Bessel’s Correction: Why Do We Divide by n−1 Instead of n in Sample Variance?
December 18, 2024

Understanding the Unbiased Estimation of Population Variance

In statistics, a common point of confusion for many learners is why we divide by n−1 when calculating sample variance, rather than simply using n, the number of observations in the sample. This choice may seem small but is a critical adjustment that corrects for a natural bias that occurs when we estimate the variance of a population from a sample. Let’s walk through the reasoning in simple language, with examples to understand why dividing by n−1, known as Bessel’s correction, is necessary.

The core concept of correction (in Bessel’s correction), is that we tend to correct our estimation, but a clear question is estimation of what? So by applying Bessel’s correction we tend to correct the estimation of deviations calculated from our assumed sample mean, our assumed sample mean will rarely ever co-inside with the actual population mean, so it’s safe to assume that in 99.99% (even more than that in real) cases our sample mean would not be equal to the population mean. We do all the calculations based on this assumed sample mean, that is we estimate the population parameters through the mean of this sample.

Reading further down the blog, one would get a clear intuition that why in all of those 99.99% cases (in all the cases except leaving the one, in which sample mean = population mean), we tend to underestimate the deviations from actual deviations, so to compensate this underestimation error, diving by a smaller number than ’n’ do the job, so diving by n-1 instead of n, accounts for the compensation of the underestimation that is done in calculating the deviations from the sample mean.

Start reading down from here and you’ll eventually understand…

Sample Variance vs. Population Variance

When we have an entire population of data points, the variance is calculated by finding the mean (average), then determining how each point deviates from this mean, squaring these deviations, summing them up, and finally dividing by n, the total number of points in the population. This gives us the population variance.

However, if we don’t have data for an entire population and are instead working with just a sample, we estimate the population variance. But here lies the problem: when using only a sample, we don’t know the true population mean (denoted as μ), so we use the sample mean (x_bar) instead.

The Problem of Underestimation

To understand why we divide by n−1 in the case of samples, we need to look closely at what happens when we use the sample mean rather than the population mean. For real-life applications, relying on sample statistics is the only option we have. Here’s how it works:

When we calculate variance in a sample, we find each data point’s deviation from the sample mean, square those deviations, and then take the average of these squared deviations. However, the sample mean is usually not exactly equal to the population mean. Due to this difference, using the sample mean tends to underestimate the true spread or variance in the population.

Let’s break it down with all possible cases that can happen (three different cases), I’ll give a detailed walkthrough on the first case, same principle applies to the other two cases as well, detailed walkthrough has been given for case 1.

1. When the Sample Mean is Less Than the Population Mean (x_bar < population mean)

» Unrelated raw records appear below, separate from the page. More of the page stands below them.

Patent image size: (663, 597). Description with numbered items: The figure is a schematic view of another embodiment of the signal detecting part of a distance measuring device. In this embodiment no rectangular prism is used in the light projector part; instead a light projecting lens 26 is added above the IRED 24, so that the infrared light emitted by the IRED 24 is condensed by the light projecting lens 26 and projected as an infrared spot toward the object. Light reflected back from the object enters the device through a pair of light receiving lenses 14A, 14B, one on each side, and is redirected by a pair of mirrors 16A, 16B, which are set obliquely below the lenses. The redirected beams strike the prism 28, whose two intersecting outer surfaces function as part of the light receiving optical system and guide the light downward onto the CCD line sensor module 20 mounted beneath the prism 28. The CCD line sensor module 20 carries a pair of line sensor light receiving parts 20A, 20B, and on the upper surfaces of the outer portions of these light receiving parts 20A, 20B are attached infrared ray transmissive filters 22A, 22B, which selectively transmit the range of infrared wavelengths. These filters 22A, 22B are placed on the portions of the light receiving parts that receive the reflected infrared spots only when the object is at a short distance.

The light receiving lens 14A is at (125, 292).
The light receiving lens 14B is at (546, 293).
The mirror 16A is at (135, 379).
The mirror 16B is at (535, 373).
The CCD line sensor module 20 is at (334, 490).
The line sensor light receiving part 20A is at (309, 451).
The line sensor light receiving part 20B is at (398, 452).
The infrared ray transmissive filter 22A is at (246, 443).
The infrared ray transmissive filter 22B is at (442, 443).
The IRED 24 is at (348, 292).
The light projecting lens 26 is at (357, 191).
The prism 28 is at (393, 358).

If our sample mean (x_bar) is less than the population mean (μ), then many of the points in the sample will be closer to (x_bar) than they would be to μ. As a result, the distances (deviations) from the mean are smaller on average, leading to a smaller variance calculation. This means we’re underestimating the actual variance.

Explanation of the graph given below — The smaller normal distribution is of our sample and the bigger normal distribution is of our population (in the above case where x_bar < population mean), the plot would look like the one shown below.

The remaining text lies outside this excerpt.